In the second part of the thesis, we study random graph models which have been used to model the Internet, and look for properties of graphs generated by those models, which can be used to derive simple compact routing schemes. The goal of compact routing is to derive algorithms which minimize the information stored by nodes in the network, while maintaining the ability of all nodes to route packets to each other along relatively short paths. In this research area, we show that graphs generated by several random graph models used to model the Internet (e.g. the preferential attachment model), can be decomposed in a novel manner, which allows compact routing to be achieved easily. Along the way, we also prove that a Polya urns random process has good load balancing properties, which may be of independent interest.

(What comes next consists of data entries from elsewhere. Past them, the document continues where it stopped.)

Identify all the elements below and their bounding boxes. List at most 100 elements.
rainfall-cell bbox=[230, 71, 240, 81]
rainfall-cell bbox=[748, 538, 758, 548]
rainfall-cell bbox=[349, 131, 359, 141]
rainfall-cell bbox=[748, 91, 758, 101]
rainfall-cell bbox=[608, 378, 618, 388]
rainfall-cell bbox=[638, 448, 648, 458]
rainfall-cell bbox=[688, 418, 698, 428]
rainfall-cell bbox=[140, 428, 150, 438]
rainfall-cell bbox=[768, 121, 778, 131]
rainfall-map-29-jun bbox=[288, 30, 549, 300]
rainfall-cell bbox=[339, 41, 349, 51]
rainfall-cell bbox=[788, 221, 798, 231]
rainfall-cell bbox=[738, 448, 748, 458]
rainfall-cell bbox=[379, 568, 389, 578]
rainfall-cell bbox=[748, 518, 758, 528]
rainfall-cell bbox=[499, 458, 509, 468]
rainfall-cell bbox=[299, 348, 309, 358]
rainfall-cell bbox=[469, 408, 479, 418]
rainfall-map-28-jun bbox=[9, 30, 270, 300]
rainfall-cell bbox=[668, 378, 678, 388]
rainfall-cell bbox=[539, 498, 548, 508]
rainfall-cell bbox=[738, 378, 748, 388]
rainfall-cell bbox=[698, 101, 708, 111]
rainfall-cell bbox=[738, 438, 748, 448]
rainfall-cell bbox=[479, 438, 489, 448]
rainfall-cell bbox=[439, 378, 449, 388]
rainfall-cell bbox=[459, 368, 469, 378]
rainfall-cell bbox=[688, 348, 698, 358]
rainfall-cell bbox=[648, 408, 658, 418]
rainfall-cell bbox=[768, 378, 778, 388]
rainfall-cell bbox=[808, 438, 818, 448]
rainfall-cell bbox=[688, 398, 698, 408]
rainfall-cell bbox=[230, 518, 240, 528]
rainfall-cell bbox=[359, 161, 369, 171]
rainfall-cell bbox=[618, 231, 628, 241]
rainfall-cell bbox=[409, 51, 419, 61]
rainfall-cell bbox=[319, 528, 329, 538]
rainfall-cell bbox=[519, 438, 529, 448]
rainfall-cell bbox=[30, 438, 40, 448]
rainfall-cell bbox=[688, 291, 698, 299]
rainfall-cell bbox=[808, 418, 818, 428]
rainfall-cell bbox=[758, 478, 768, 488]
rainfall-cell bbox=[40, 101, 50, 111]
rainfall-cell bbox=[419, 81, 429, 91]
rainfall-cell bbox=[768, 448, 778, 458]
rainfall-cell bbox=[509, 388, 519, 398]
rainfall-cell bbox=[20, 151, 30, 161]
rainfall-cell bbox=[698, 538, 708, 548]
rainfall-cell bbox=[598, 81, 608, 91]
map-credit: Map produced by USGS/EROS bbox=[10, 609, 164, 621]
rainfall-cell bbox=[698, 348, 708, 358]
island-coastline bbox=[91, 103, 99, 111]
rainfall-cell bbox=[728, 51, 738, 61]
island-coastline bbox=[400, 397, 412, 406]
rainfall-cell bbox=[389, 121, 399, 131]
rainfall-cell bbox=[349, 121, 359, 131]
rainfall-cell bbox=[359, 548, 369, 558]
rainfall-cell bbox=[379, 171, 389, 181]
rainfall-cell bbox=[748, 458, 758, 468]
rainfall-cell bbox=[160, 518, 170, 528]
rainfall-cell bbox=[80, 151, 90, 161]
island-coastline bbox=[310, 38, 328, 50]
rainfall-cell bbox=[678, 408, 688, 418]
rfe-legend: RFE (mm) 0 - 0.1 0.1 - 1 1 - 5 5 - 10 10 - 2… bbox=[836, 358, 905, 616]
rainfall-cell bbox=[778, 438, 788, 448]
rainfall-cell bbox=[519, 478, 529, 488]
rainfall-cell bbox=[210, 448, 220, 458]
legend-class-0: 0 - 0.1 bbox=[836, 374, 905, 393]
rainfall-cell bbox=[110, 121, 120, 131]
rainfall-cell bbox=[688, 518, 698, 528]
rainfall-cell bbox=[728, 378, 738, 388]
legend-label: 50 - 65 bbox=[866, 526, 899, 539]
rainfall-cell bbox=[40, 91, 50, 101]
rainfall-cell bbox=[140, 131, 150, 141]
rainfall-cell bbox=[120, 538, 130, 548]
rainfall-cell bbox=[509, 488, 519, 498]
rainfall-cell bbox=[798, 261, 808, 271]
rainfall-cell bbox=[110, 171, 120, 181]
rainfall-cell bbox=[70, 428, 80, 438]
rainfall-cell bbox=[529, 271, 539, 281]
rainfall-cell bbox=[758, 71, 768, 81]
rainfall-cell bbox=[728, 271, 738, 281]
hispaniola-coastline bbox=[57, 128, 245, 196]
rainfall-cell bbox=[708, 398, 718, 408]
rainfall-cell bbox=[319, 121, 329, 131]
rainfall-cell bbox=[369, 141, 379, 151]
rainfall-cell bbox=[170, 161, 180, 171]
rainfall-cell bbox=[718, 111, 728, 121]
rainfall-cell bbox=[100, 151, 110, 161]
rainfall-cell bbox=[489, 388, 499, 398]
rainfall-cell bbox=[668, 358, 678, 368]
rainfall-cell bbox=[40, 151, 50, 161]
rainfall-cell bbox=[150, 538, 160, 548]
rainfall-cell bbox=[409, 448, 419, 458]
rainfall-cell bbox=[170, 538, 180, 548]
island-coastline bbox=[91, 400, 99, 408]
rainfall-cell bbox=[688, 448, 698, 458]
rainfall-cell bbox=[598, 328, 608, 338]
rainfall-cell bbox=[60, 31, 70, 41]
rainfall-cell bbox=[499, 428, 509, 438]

In the last part of the thesis, we study an online bipartite matching problem, which models a problem occurring in the area of Internet service provision. In our online bipartite matching problem, we imagine that we have some servers capable of providing some service, and clients arrive one at a time to request service from a subset of servers capable of servicing their request. The goal of the problem is to assign the arriving clients to servers capable of servicing their requests, all while minimizing the number of times that a client needs to be switched from one server to another server. Although prior worst case analysis for this problem has not yielded interesting results, we show tight bounds on the number of times clients need to be switched in a few natural models.

As we analyze these problems arising in the Internet from a precise mathematical perspective, we also seek to reflect on the process used to solve mathematical problems. Although the thought process can sometimes be difficult to describe, in one case, we attempt to provide a step-by-step account of how the final result was proved, and attempt to describe a high level algorithm, which summarizes the methodology that used to prove it.